Juliet, Naked Review: A Lovely Romance of a Certain Age
Ethan Hawke is perfectly cast as the Gen-X idol who finds his best fan 20 years later in this silly but disarming romantic daydream.
Ethan Hawke is at an intriguing place in his career. Increasingly something of an indie tastemaker with his choices in roles, Hawke’s transition to character actor has found him a long way round to confirming his early ‘90s cred of a Generation X movie star. Which makes his casting in Juliet, Naked something akin to perfect. For here is a Gen-X rock star god from decades past whose presence, even before his arrival on screen, is carried as either an idol or albatross by all the other characters from that same era—and the weight of it makes them each a poster child of their certain age.
Hence the beguiling charm of Juliet, Naked, a sweet and romantic daydream about what happens when you meet your hero—as well as the laconic good cheer and poignant sadness that can be derived from such modern adulation. For Annie (Rose Byrne) is the bright and neglected girlfriend of the snobbish Duncan (Chris O’Dowd), whom she’s lived with for 15 years. While Annie is vaguely content with her seaside English town existence, and working at the local museum, she quietly regrets a marriage without wedding bells or children to a man who would rather spend his nights online discussing his teenage hero with other 40-somethings on the internet. You see, Duncan needs to be with people who also pray at the altar of Tucker Crowe (Hawke).
Crowe was a rock star for a year and change in the early ‘90s, releasing a cult-worshipped album named Juliet before disappearing off the face of the earth. And rather than look to a future with Annie, the academic and tenured Duncan is obsessing over tracking down Crowe’s early and unfinished versions of Juliet. It’s a collection of songs that Duncan and his disciples call Juliet, Naked. Yet when he finally gets them, Annie sees them for what they are: unfinished mediocrities compared to the real things. When she writes as much online, she puts her relationship in hot water… and attracts internet interest from the real Tucker Crowe.
A delicious setup for a slight trifle of romantic comeuppance, soon an email courtship worthy of Meg Ryan and Tom Hanks blossoms between Tucker and Annie, and he’s on a plane to England. The rock god is about to have a second coming before his most faithful fanatic, plus a woman who actually appreciates him. Still, he is neither god, nor is this film only the sugar rush of Duncan enjoying that epiphay. The man who vanished has plenty of reasons to self-deprecate. For example, other than his tagging along son Jackson (Azhy Robertson), his fifth child by four different women, he’s proven to be as lousy a father as a self-promoter.

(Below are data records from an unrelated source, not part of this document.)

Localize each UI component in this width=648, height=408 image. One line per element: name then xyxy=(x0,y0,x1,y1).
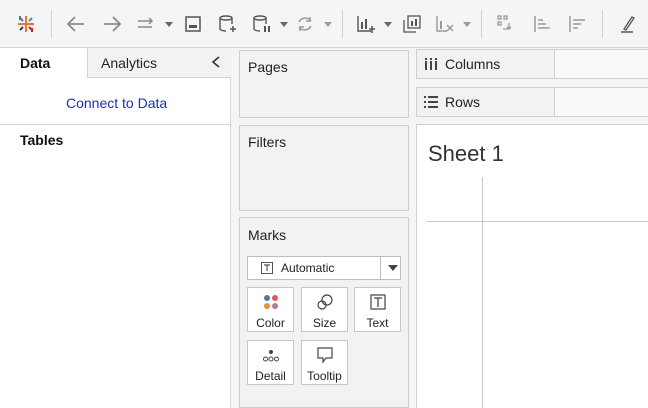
detail-label: Detail xyxy=(255,369,286,383)
rows-icon xyxy=(424,96,438,108)
pages-card[interactable]: Pages xyxy=(239,50,409,118)
duplicate-icon[interactable] xyxy=(400,12,424,36)
toolbar xyxy=(0,0,648,48)
sheet-horizontal-divider xyxy=(427,221,648,222)
detail-dots-icon xyxy=(262,350,279,362)
replay-icon[interactable] xyxy=(134,12,158,36)
columns-label: Columns xyxy=(445,56,501,72)
detail-button[interactable]: Detail xyxy=(247,340,294,385)
text-label-icon xyxy=(369,294,386,310)
mark-type-value: Automatic xyxy=(281,261,335,275)
pause-dropdown-icon[interactable] xyxy=(279,12,289,36)
color-button[interactable]: Color xyxy=(247,287,294,332)
rows-drop-area[interactable] xyxy=(554,88,648,116)
chevron-down-icon[interactable] xyxy=(388,265,398,272)
filters-title: Filters xyxy=(248,134,287,150)
sheet-canvas[interactable]: Sheet 1 xyxy=(416,124,648,408)
redo-icon[interactable] xyxy=(100,12,124,36)
size-circles-icon xyxy=(316,294,333,310)
undo-icon[interactable] xyxy=(64,12,88,36)
new-worksheet-dropdown-icon[interactable] xyxy=(383,12,393,36)
data-pane: Data Analytics Connect to Data Tables xyxy=(0,48,231,408)
columns-shelf[interactable]: Columns xyxy=(416,49,648,79)
clear-sheet-icon[interactable] xyxy=(433,12,457,36)
connect-row: Connect to Data xyxy=(0,78,231,125)
tooltip-icon xyxy=(316,347,333,364)
sort-ascending-icon[interactable] xyxy=(530,12,554,36)
pages-title: Pages xyxy=(248,59,288,75)
tooltip-label: Tooltip xyxy=(307,369,342,383)
marks-title: Marks xyxy=(248,227,287,243)
tab-data-label: Data xyxy=(20,55,51,71)
new-worksheet-icon[interactable] xyxy=(354,12,378,36)
new-data-source-icon[interactable] xyxy=(216,12,240,36)
refresh-icon[interactable] xyxy=(293,12,317,36)
sheet-vertical-divider xyxy=(482,177,483,408)
color-label: Color xyxy=(256,316,285,330)
sheet-title[interactable]: Sheet 1 xyxy=(428,141,504,167)
pause-updates-icon[interactable] xyxy=(250,12,274,36)
swap-icon[interactable] xyxy=(494,12,518,36)
color-dots-icon xyxy=(263,295,278,309)
highlight-icon[interactable] xyxy=(616,12,640,36)
refresh-dropdown-icon[interactable] xyxy=(323,12,333,36)
tableau-logo-icon[interactable] xyxy=(14,12,38,36)
size-label: Size xyxy=(312,316,337,330)
text-mark-icon xyxy=(261,262,273,274)
rows-shelf[interactable]: Rows xyxy=(416,87,648,117)
size-button[interactable]: Size xyxy=(301,287,348,332)
columns-icon xyxy=(425,58,437,70)
tab-analytics-label: Analytics xyxy=(101,55,158,71)
columns-drop-area[interactable] xyxy=(554,50,648,78)
collapse-chevron-icon[interactable] xyxy=(209,54,223,70)
text-label: Text xyxy=(366,316,389,330)
mark-type-select[interactable]: Automatic xyxy=(247,256,401,280)
marks-card: Marks Automatic Color Size Text Detail T… xyxy=(239,217,409,408)
tab-analytics[interactable]: Analytics xyxy=(87,48,231,78)
tables-heading: Tables xyxy=(20,132,64,148)
tab-data[interactable]: Data xyxy=(0,48,87,78)
sort-descending-icon[interactable] xyxy=(565,12,589,36)
clear-dropdown-icon[interactable] xyxy=(462,12,472,36)
rows-label: Rows xyxy=(445,94,481,110)
pane-tabs: Data Analytics xyxy=(0,48,231,78)
replay-dropdown-icon[interactable] xyxy=(164,12,174,36)
tooltip-button[interactable]: Tooltip xyxy=(301,340,348,385)
connect-to-data-link[interactable]: Connect to Data xyxy=(66,95,167,111)
text-button[interactable]: Text xyxy=(354,287,401,332)
save-icon[interactable] xyxy=(181,12,205,36)
filters-card[interactable]: Filters xyxy=(239,125,409,211)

Directed by Jesse Peretz and adapted from a Nick Hornby novel of the same name, Juliet, Naked maintains qualities of both the filmmaker and the author, yet is aided most fastidiously by its casting. Byrne is often an underrated talent who enjoys the ability to switch between comedy and drama, action and horror, with relative ease. And she brings a beaming brilliance to Annie who could have easily been played as a sadder or more mawkish heroine. Byrne, on the other hand, proves Annie can be dissatisfied while always staying a satisfying anchor in her own right. She ultimately drives the film as a woman finally going after what she wants, even though the two men she has wonderful chemistry with are unfortunate monuments to the current rise of man-child demands.
When Juliet, Naked was first published by Hornby in 2009, a near universal malaise of arrested development hadn’t seeped into the complete ocean of pop culture. Duncan and Tucker, in different ways, are descendants from other Hornby protagonists of page and screen from the likes of High Fidelity and About a Boy, yet these latest characters who refuse to grow up and let go of childish things have aged past adolescence or even early adulthood, and are now comfortably middle-aged. There’s something acutely knowing about Duncan being a college professor, suggesting that the obsessive drive of some academia isn’t that different than online forum chatter about beacons of eternal youth. Duncan is the visage of respectability that petulance has taken, and O’Dowd takes that and runs with it.
Hawke, by contrast, plays a man who just couldn’t grow up and now realizes that his son Jackson, and perhaps a burgeoning relationship with Annie, are a last chance to be more than the guy who wrote that one album. And the strength of Peretz’s approach to all three characters is he treats them each with empathy and degrees of even defensiveness. As the filmmakers behind Our Idiot Brother, Jesse Peretz and his co-writer/producer sister, Evgenia Peretz, understand the appeal of well-meaning fools, and consequently thread a tender romantic triangle between the three adult players who are trying to figure out where the hell all that time went.
The result is a breezy and affectionate comedy of manners, if not a necessarily demanding one unto itself. Mind you it is about folks whose mannerisms are defined by a new world built on online culture and echoes of Gen-X glories. Indeed, using images of Hawke from around his early mega indie successes of Reality Bites and Before Sunrise, the film shrewdly encapsulates the type of musical deity who might’ve had a song in those films. And as with Hawke’s other recent achievements, he and all the collaborators on Juliet, Naked offer a more human and appealingly messy alternative in 2018.